20/05/2025
Hoy, en el Día del Psicólogo, no puedo dejar de pensar que nuestra tarea —la más simple y, a la vez, la más difícil— es acompañar a alguien sin robarle su dolor.
Acompañar no es consolar. No es calmar. Es más bien estar ahí, como un testigo que se niega a mirar hacia otro lado. Es tener el coraje de ver el sufrimiento del otro sin apagarlo con palabras bienintencionadas.
Porque cuando un paciente habla —cuando realmente se entrega al acto de hablar— está poniendo en nuestras manos su herida más íntima. ¿Y nosotros qué hacemos? ¿Interpretamos? ¿Intervenimos? No. Primero, simplemente escuchamos. Escuchamos con todo el cuerpo. Con el alma despierta. Con el corazón que tiembla, pero no se acobarda.
Acompañar es amar sin apropiarse del otro.

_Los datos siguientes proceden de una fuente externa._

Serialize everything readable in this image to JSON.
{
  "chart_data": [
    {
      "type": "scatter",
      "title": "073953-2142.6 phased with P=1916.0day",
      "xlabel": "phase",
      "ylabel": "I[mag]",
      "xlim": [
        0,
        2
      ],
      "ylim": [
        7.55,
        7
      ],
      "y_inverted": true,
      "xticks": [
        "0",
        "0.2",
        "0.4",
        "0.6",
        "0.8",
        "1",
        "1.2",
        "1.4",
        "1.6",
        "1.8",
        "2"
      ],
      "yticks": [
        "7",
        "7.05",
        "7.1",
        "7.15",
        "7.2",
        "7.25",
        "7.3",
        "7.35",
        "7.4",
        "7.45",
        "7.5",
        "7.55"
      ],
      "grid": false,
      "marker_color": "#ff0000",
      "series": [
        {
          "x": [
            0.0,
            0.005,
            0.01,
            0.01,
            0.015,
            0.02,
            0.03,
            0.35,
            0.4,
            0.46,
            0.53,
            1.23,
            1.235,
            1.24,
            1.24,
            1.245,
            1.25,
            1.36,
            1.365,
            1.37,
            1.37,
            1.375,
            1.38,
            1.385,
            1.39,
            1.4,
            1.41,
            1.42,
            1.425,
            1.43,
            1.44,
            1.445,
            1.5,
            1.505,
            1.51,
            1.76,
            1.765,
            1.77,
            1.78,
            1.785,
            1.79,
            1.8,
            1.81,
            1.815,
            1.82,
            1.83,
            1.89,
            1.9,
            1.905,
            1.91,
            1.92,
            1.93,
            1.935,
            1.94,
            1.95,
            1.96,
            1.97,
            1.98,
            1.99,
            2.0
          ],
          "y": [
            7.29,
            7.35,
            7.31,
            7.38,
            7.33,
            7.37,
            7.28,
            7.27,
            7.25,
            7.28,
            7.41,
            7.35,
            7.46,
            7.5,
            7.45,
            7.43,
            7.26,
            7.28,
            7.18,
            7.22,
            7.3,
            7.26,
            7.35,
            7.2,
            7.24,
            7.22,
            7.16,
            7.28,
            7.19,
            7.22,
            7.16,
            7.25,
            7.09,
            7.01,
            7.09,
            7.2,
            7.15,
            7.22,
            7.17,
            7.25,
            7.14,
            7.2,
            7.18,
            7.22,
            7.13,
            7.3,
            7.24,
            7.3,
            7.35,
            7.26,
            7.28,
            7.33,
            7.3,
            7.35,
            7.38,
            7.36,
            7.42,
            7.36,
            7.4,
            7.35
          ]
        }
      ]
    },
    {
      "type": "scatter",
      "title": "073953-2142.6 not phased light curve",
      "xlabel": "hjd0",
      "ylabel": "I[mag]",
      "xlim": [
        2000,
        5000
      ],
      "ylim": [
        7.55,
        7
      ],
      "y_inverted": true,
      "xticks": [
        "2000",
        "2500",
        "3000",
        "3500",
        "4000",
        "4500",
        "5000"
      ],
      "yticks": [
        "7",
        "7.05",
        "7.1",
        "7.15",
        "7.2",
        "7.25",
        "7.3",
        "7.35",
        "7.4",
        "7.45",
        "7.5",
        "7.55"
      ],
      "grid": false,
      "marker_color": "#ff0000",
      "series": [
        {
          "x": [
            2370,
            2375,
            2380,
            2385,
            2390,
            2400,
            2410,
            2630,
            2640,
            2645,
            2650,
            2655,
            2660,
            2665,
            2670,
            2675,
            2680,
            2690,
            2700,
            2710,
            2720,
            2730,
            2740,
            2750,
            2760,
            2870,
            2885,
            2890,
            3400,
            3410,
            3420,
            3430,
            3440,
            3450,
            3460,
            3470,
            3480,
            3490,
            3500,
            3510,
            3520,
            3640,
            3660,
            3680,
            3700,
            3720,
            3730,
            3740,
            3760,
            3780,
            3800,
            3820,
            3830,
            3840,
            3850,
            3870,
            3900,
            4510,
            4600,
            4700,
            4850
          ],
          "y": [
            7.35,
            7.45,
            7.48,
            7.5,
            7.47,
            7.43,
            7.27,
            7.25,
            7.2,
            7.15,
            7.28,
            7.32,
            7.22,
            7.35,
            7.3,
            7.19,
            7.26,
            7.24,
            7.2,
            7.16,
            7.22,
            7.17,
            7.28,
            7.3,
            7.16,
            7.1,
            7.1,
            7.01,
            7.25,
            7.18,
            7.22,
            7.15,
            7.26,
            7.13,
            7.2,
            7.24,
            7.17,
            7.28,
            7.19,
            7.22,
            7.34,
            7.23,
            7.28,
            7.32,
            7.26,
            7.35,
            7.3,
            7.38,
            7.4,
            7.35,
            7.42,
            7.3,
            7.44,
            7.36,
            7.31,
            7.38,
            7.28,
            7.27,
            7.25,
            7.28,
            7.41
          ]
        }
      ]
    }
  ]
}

No hablo de un amor ingenuo. Hablo de un amor clínico. Un amor que respeta la alteridad. Que no salva, pero sostiene. Que no guía, pero acompaña. Que no invade, pero permanece.
En este oficio, hay algo hermoso y brutal a la vez: nos sentamos frente a otro ser humano sabiendo que no podremos aliviarlo del todo. Que su sufrimiento le pertenece. Pero también sabemos que en ese encuentro, si es verdadero, si es auténtico, algo se transforma. Algo se resignifica...Y eso, eso es un milagro cotidiano.
Por eso, hoy no celebro que seamos psicólogos. Celebro que todavía tengamos el deseo de estar ahí, a pesar del cansancio, del desencanto, del tiempo que corre en nuestra contra. Celebro que sigamos creyendo en el poder de una palabra dicha en el momento justo. En el poder de una escucha que no interrumpe. En el poder de un vínculo que cura sin prometerlo.
Porque sí: ser psicólogo es, al fin y al cabo, ofrecerse como un lugar donde otro pueda encontrarse.
Y eso es, quizás, lo más humano que se puede hacer.